How would my life be different if my dad was still here? I'm not sure - more complete, perhaps. Maybe I would not have bought the boutique, maybe I still would have. Maybe I would have bought a house instead. He always told me I needed to buy a house. "Renting is like throwing money down a rat hole"...I hear ya, dad. I know. Maybe he would be living with me in that house. Who knows. Life is short and under-appreciated until it's ripped from your presence. It's STILL sinking in. I know I can't focus on what could have been, what should have been...only what's going to be. He won't be around for the unseen future - to walk me down the aisle, to hold my chubby brown-eyed babies, to see me flourish in love and life - but I can hear him in my heart and feel him in my spirit. He's up there watching over me, and proud.
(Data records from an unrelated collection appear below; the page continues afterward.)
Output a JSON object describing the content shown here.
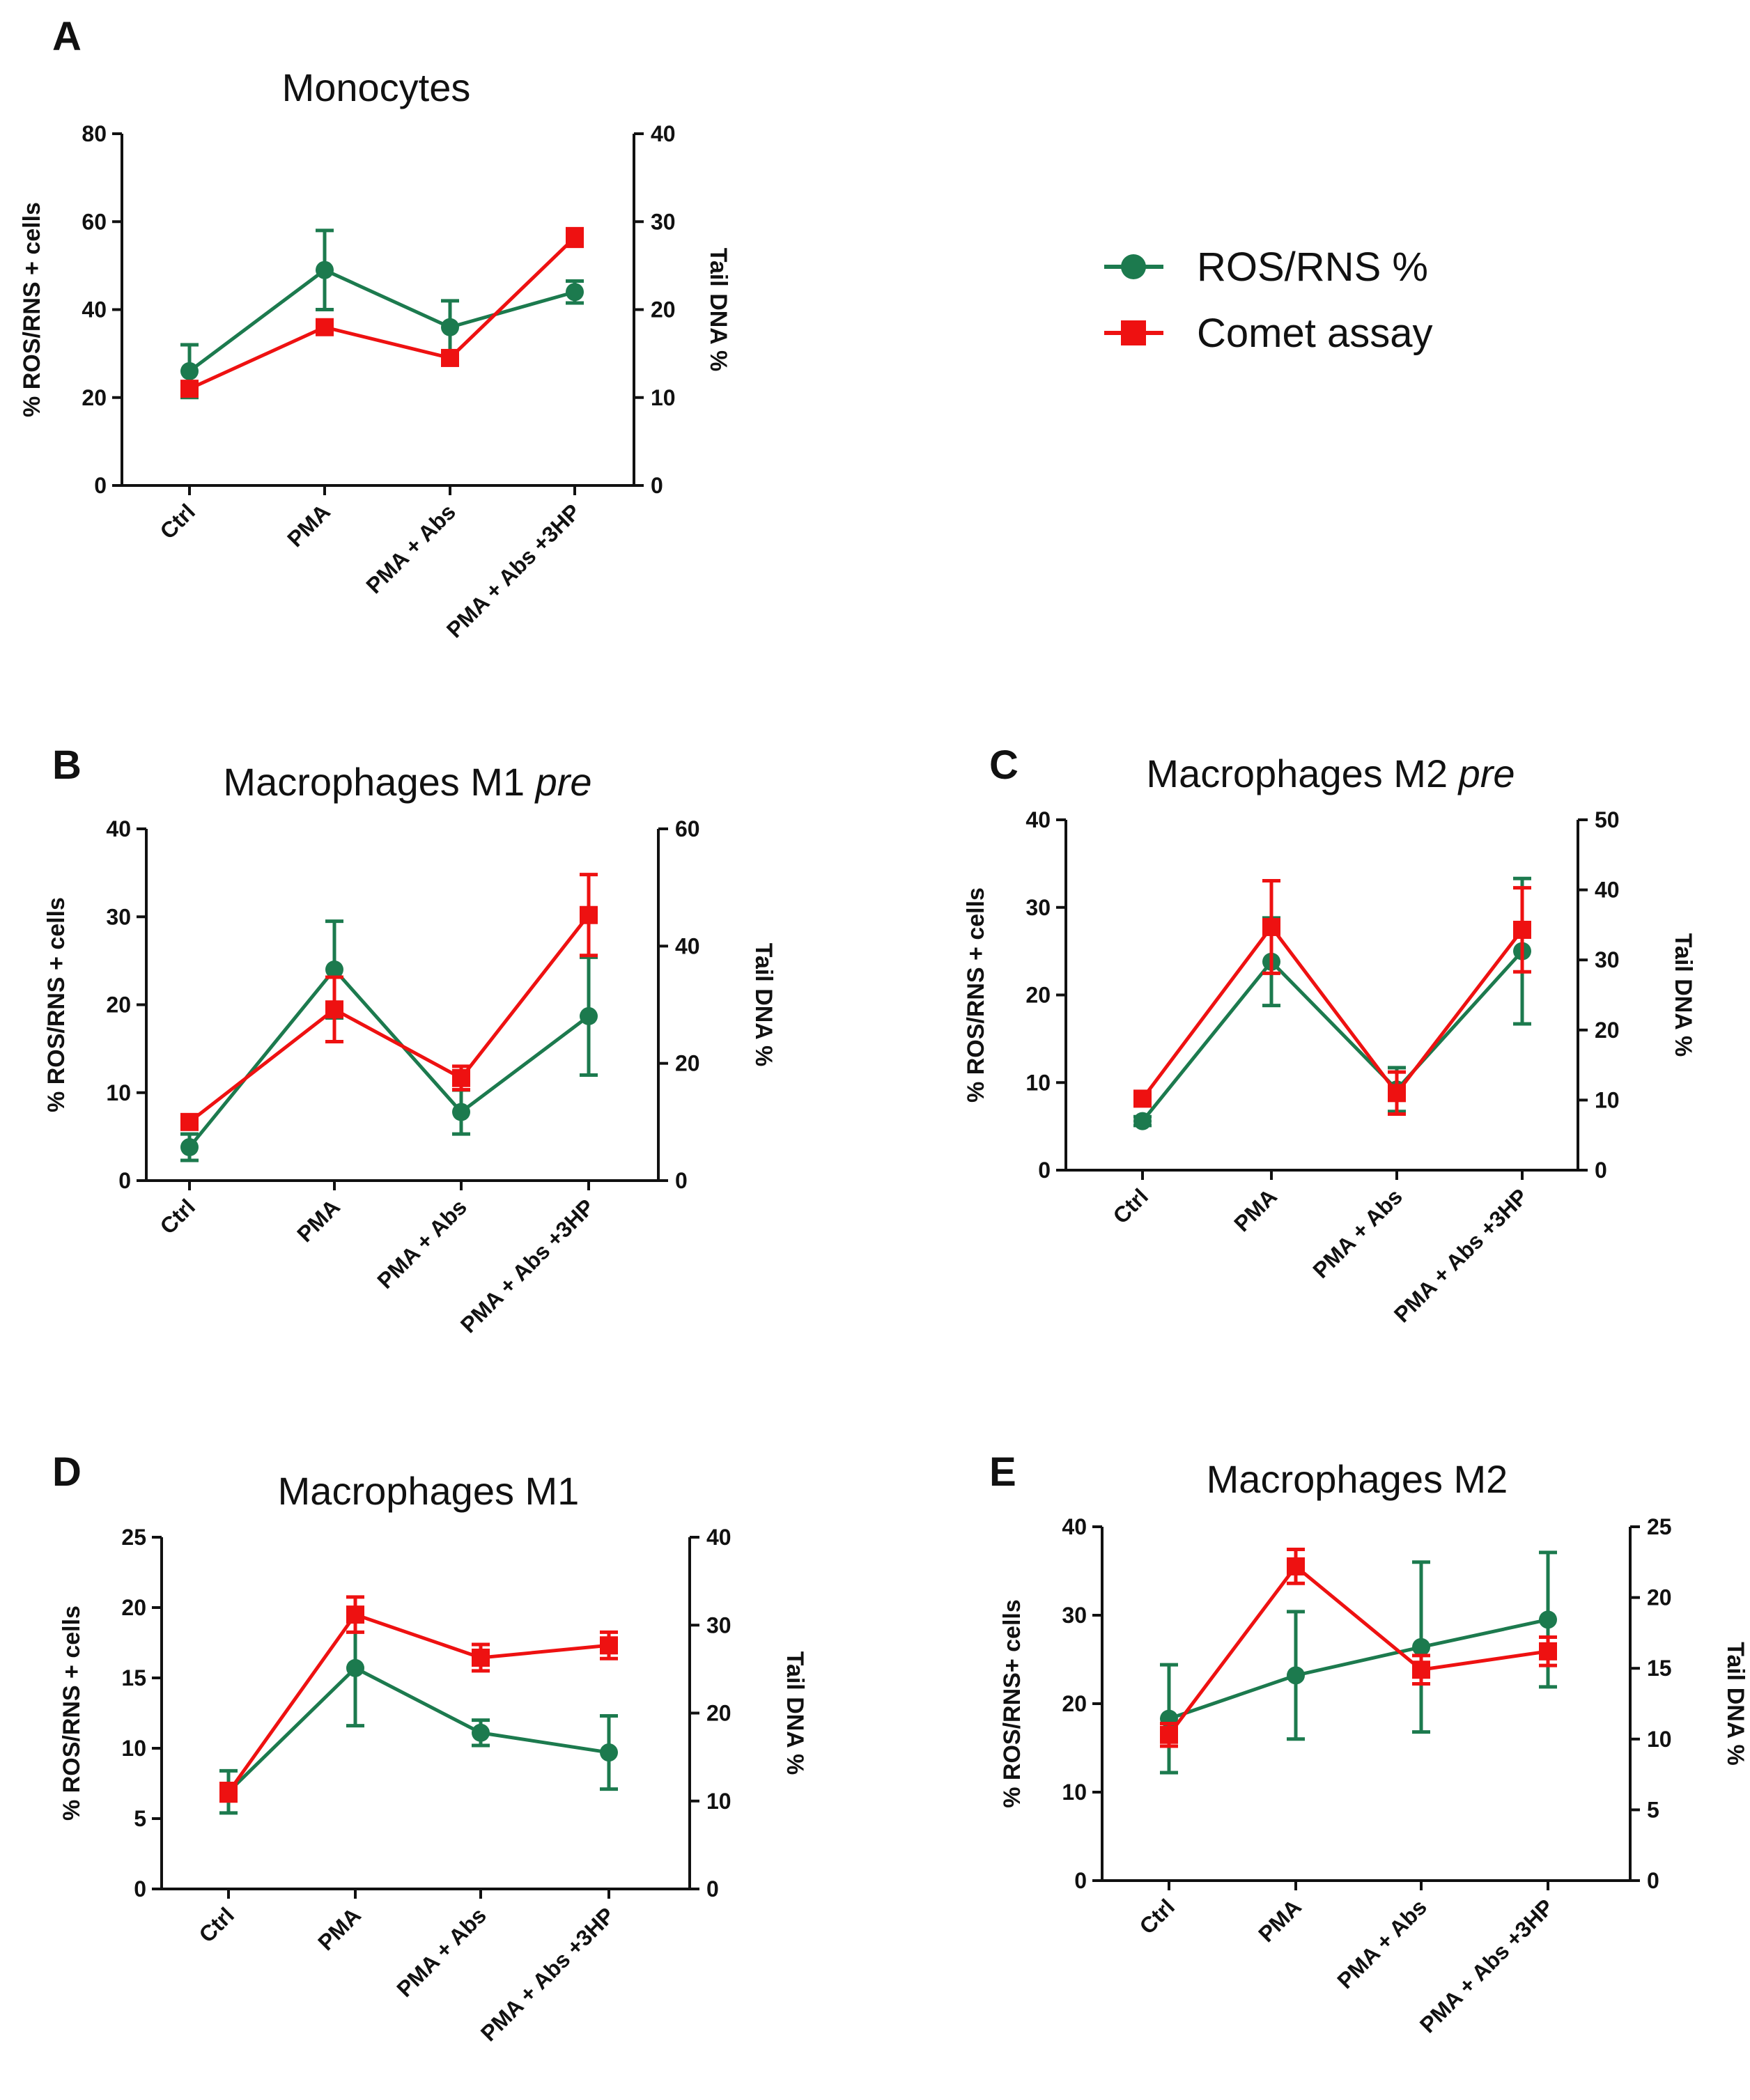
{
  "colors": {
    "ros": "#1c7a4e",
    "comet": "#ee1111",
    "axis": "#111111"
  },
  "legend": {
    "items": [
      {
        "label": "ROS/RNS %",
        "color": "#1c7a4e",
        "marker": "circle"
      },
      {
        "label": "Comet assay",
        "color": "#ee1111",
        "marker": "square"
      }
    ]
  },
  "chart_data": [
    {
      "panel": "A",
      "type": "line",
      "title": "Monocytes",
      "title_italic": "",
      "categories": [
        "Ctrl",
        "PMA",
        "PMA + Abs",
        "PMA + Abs +3HP"
      ],
      "ylabel": "% ROS/RNS + cells",
      "y2label": "Tail DNA %",
      "ylim": [
        0,
        80
      ],
      "yticks": [
        0,
        20,
        40,
        60,
        80
      ],
      "y2lim": [
        0,
        40
      ],
      "y2ticks": [
        0,
        10,
        20,
        30,
        40
      ],
      "series": [
        {
          "name": "ROS/RNS %",
          "axis": "left",
          "values": [
            26,
            49,
            36,
            44
          ],
          "err": [
            6,
            9,
            6,
            2.5
          ]
        },
        {
          "name": "Comet assay",
          "axis": "right",
          "values": [
            11,
            18,
            14.5,
            28.2
          ],
          "err": [
            0.8,
            0.8,
            0.8,
            1
          ]
        }
      ]
    },
    {
      "panel": "B",
      "type": "line",
      "title": "Macrophages M1 ",
      "title_italic": "pre",
      "categories": [
        "Ctrl",
        "PMA",
        "PMA + Abs",
        "PMA + Abs +3HP"
      ],
      "ylabel": "% ROS/RNS + cells",
      "y2label": "Tail DNA %",
      "ylim": [
        0,
        40
      ],
      "yticks": [
        0,
        10,
        20,
        30,
        40
      ],
      "y2lim": [
        0,
        60
      ],
      "y2ticks": [
        0,
        20,
        40,
        60
      ],
      "series": [
        {
          "name": "ROS/RNS %",
          "axis": "left",
          "values": [
            3.8,
            24,
            7.8,
            18.7
          ],
          "err": [
            1.5,
            5.5,
            2.5,
            6.7
          ]
        },
        {
          "name": "Comet assay",
          "axis": "right",
          "values": [
            10,
            29.2,
            17.5,
            45.3
          ],
          "err": [
            1,
            5.5,
            2,
            6.9
          ]
        }
      ]
    },
    {
      "panel": "C",
      "type": "line",
      "title": "Macrophages M2 ",
      "title_italic": "pre",
      "categories": [
        "Ctrl",
        "PMA",
        "PMA + Abs",
        "PMA + Abs +3HP"
      ],
      "ylabel": "% ROS/RNS + cells",
      "y2label": "Tail DNA %",
      "ylim": [
        0,
        40
      ],
      "yticks": [
        0,
        10,
        20,
        30,
        40
      ],
      "y2lim": [
        0,
        50
      ],
      "y2ticks": [
        0,
        10,
        20,
        30,
        40,
        50
      ],
      "series": [
        {
          "name": "ROS/RNS %",
          "axis": "left",
          "values": [
            5.6,
            23.8,
            9.2,
            25
          ],
          "err": [
            0.5,
            5,
            2.5,
            8.3
          ]
        },
        {
          "name": "Comet assay",
          "axis": "right",
          "values": [
            10.2,
            34.7,
            11,
            34.3
          ],
          "err": [
            1,
            6.6,
            3,
            6
          ]
        }
      ]
    },
    {
      "panel": "D",
      "type": "line",
      "title": "Macrophages M1",
      "title_italic": "",
      "categories": [
        "Ctrl",
        "PMA",
        "PMA + Abs",
        "PMA + Abs +3HP"
      ],
      "ylabel": "% ROS/RNS + cells",
      "y2label": "Tail DNA %",
      "ylim": [
        0,
        25
      ],
      "yticks": [
        0,
        5,
        10,
        15,
        20,
        25
      ],
      "y2lim": [
        0,
        40
      ],
      "y2ticks": [
        0,
        10,
        20,
        30,
        40
      ],
      "series": [
        {
          "name": "ROS/RNS %",
          "axis": "left",
          "values": [
            6.9,
            15.7,
            11.1,
            9.7
          ],
          "err": [
            1.5,
            4.1,
            0.9,
            2.6
          ]
        },
        {
          "name": "Comet assay",
          "axis": "right",
          "values": [
            11,
            31.2,
            26.3,
            27.7
          ],
          "err": [
            1,
            2,
            1.5,
            1.5
          ]
        }
      ]
    },
    {
      "panel": "E",
      "type": "line",
      "title": "Macrophages M2",
      "title_italic": "",
      "categories": [
        "Ctrl",
        "PMA",
        "PMA + Abs",
        "PMA + Abs +3HP"
      ],
      "ylabel": "% ROS/RNS+ cells",
      "y2label": "Tail DNA %",
      "ylim": [
        0,
        40
      ],
      "yticks": [
        0,
        10,
        20,
        30,
        40
      ],
      "y2lim": [
        0,
        25
      ],
      "y2ticks": [
        0,
        5,
        10,
        15,
        20,
        25
      ],
      "series": [
        {
          "name": "ROS/RNS %",
          "axis": "left",
          "values": [
            18.3,
            23.2,
            26.4,
            29.5
          ],
          "err": [
            6.1,
            7.2,
            9.6,
            7.6
          ]
        },
        {
          "name": "Comet assay",
          "axis": "right",
          "values": [
            10.3,
            22.2,
            14.9,
            16.2
          ],
          "err": [
            0.8,
            1.2,
            1,
            1
          ]
        }
      ]
    }
  ]
}
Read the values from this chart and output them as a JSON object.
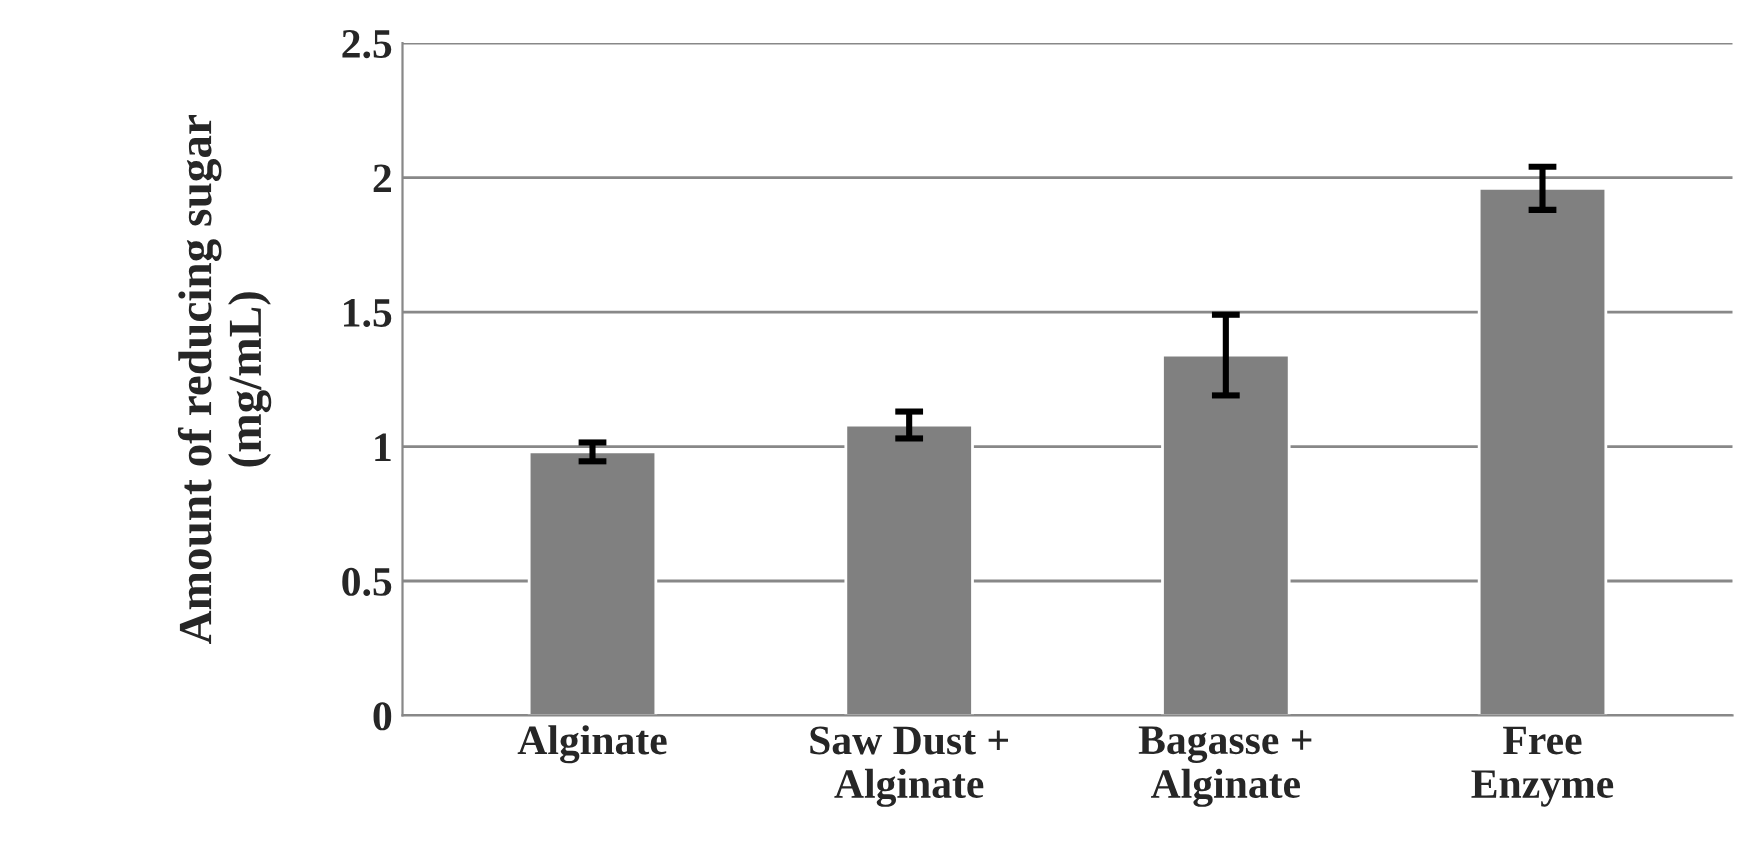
{
  "chart_data": {
    "type": "bar",
    "ylabel": "Amount of reducing sugar\n(mg/mL)",
    "categories": [
      "Alginate",
      "Saw Dust +\nAlginate",
      "Bagasse +\nAlginate",
      "Free\nEnzyme"
    ],
    "values": [
      0.98,
      1.08,
      1.34,
      1.96
    ],
    "errors": [
      0.035,
      0.05,
      0.15,
      0.08
    ],
    "color": "#808080",
    "ylim": [
      0,
      2.5
    ],
    "yticks": [
      0,
      0.5,
      1,
      1.5,
      2,
      2.5
    ],
    "grid": "y"
  }
}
Monday, Paul (my brother) and I are going to head up to Portland and celebrate him. We haven't totally pinned down the day, but it will most likely involve bridge-walking, bocci ball, and gelatto - a few of my dad's favorite things. It won't be the same without him, but it will be a good time to reflect upon our fond and fun memories...like this little trip over to Newport earlier last year. This is the last picture I took of him and one of the last times I saw him. Next time I'm back in Newport, I will order a "Panty Dropper" at the Rogue Brewery Bar and Grill and think fondly of how embarrassed I was ordering that the last time we were together :)

oh I love this honest post. I love you! And I'll be praying for you tomorrow as you remember him!